ABSTRACT
Objectives
We compared the efficacy of lenalidomide-dexamethasone (Rd) based treatments for relapsed/refractory multiple myeloma patients (pts), in a real-world setting. In addition, we evaluated adverse events (AE), progression-free survival (PFS) and overall survival (OS).
Methods
In our retrospective, multicentric study, 156 pts with RRMM were included. 74/156 pts (47%) were refractory to bortezomib (V) and 43/156 (27%) pts to lenalidomide (R), with 24/156 (15%) of pts double refractory. Eighty-six pts (55%) received Rd with carfilzomib (KRd), 30 pts (19%) bortezomib (VRd), 30 pts (19%) daratumumab (DRd), and 10 pts (6%) ixazomib (IRd).
Results
The overall response (ORR) (≥ partial response) for the entire cohort was 71%, with a very good partial response rate or better (≥VGPR) of 35%. We found no significant differences in CR or ≥VGRP rates between treatments (p:0.229). Regardless of the combination received, those patients who achieved CR had significantly improved PFS (p: 0.007). The most frequent cause of treatment discontinuation was disease progression in 55/156 pts (35%). 8 pts (5%) discontinued treatment due to treatment-related adverse events (AE).
Conclusion
This is the first report of Rd combinations for the treatment of RRMM in Latin America.
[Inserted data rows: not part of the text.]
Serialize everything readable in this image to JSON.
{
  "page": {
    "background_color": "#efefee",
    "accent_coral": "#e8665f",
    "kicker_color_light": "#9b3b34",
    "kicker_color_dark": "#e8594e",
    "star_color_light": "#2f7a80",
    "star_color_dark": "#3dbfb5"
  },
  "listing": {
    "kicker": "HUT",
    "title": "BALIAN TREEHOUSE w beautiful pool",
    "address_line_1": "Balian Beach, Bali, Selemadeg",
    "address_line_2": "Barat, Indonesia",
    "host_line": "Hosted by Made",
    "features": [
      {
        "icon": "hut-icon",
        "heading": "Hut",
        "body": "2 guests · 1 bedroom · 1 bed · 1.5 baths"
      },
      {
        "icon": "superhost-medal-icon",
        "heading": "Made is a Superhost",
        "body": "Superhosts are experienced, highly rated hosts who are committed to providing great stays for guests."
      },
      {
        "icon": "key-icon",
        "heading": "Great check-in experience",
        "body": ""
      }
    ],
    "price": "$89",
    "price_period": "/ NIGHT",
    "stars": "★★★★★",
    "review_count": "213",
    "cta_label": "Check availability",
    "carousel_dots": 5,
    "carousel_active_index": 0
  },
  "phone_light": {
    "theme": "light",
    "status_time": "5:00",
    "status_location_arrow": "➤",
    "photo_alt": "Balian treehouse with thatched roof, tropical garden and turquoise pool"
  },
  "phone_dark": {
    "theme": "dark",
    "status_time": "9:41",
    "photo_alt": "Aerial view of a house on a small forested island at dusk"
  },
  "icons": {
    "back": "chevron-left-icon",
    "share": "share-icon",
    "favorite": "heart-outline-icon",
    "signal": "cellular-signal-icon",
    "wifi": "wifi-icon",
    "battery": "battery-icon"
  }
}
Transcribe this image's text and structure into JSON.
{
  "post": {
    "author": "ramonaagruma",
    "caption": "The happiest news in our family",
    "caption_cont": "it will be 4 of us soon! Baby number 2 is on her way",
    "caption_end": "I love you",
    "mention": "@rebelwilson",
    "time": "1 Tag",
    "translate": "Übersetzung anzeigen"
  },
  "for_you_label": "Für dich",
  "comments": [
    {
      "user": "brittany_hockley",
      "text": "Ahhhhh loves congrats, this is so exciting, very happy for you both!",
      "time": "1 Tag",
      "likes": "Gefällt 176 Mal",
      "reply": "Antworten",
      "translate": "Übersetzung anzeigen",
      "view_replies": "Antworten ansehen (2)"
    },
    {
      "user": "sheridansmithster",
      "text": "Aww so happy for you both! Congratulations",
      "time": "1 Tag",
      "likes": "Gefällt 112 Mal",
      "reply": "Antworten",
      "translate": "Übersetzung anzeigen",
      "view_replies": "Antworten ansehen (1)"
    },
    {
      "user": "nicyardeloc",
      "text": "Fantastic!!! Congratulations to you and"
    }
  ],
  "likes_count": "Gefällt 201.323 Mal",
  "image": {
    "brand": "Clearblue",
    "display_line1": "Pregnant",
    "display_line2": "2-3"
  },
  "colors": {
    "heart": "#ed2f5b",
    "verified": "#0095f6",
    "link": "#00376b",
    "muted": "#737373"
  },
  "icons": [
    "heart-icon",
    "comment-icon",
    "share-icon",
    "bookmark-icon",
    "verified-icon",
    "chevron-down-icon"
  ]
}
All combinations proved to be effective with an acceptable toxicity.
Author Contributions
Patricio J. Duarte and Natalia P. Schutz collected, assembled, analyzed, and interpreted data; conceived the study and wrote the manuscript. Paola Ochoa, Sebastian Yantorno, Sergio Orlando, Sergio Lopresti, Soledad Zabaljauregui, Florencia Aizpurua, Claudia Shanley, Elvira Gianini, Gonzalo Garate, Cecilia Foncuberta, Jorge Milone, Dardo Riveros, Dorotea Fantl collected, assembled, analyzed, and interpreted data. All authors approved the final manuscript.
Declaration of interest
P Duarte receives honoraria for lectures from Takeda, Janssen, Amgen, Bristol-Myers Squibb, research support from Takeda, Janssen, Sanofi and consulting honoraria from Amgen. N Schutz receives honoraria for lectures from Takeda, Janssen, Amgen, research support from Takeda, Amgen, Janssen, Sanofi and consulting honoraria from Amgen. C Shanley receives consulting honoraria from Amgen. G Garate receives honoraria for lectures from Takeda, Janssen, Amgen, and consulting honoraria from Amgen. C Foncuberta receives consulting honoraria from Amgen. D Riveros receives honoraria for lectures from Takeda, Janssen, Amgen, Bristol-Myers Squibb, research support from Takeda, Janssen, Sanofi. D Fantl receives honoraria for lectures from Takeda, Janssen, Amgen, Tecnopharma, research support form Takeda, Amgen, Janssen, Sanofi, and consulting honoraria from Amgen. The other authors have no conflict of interest to declare.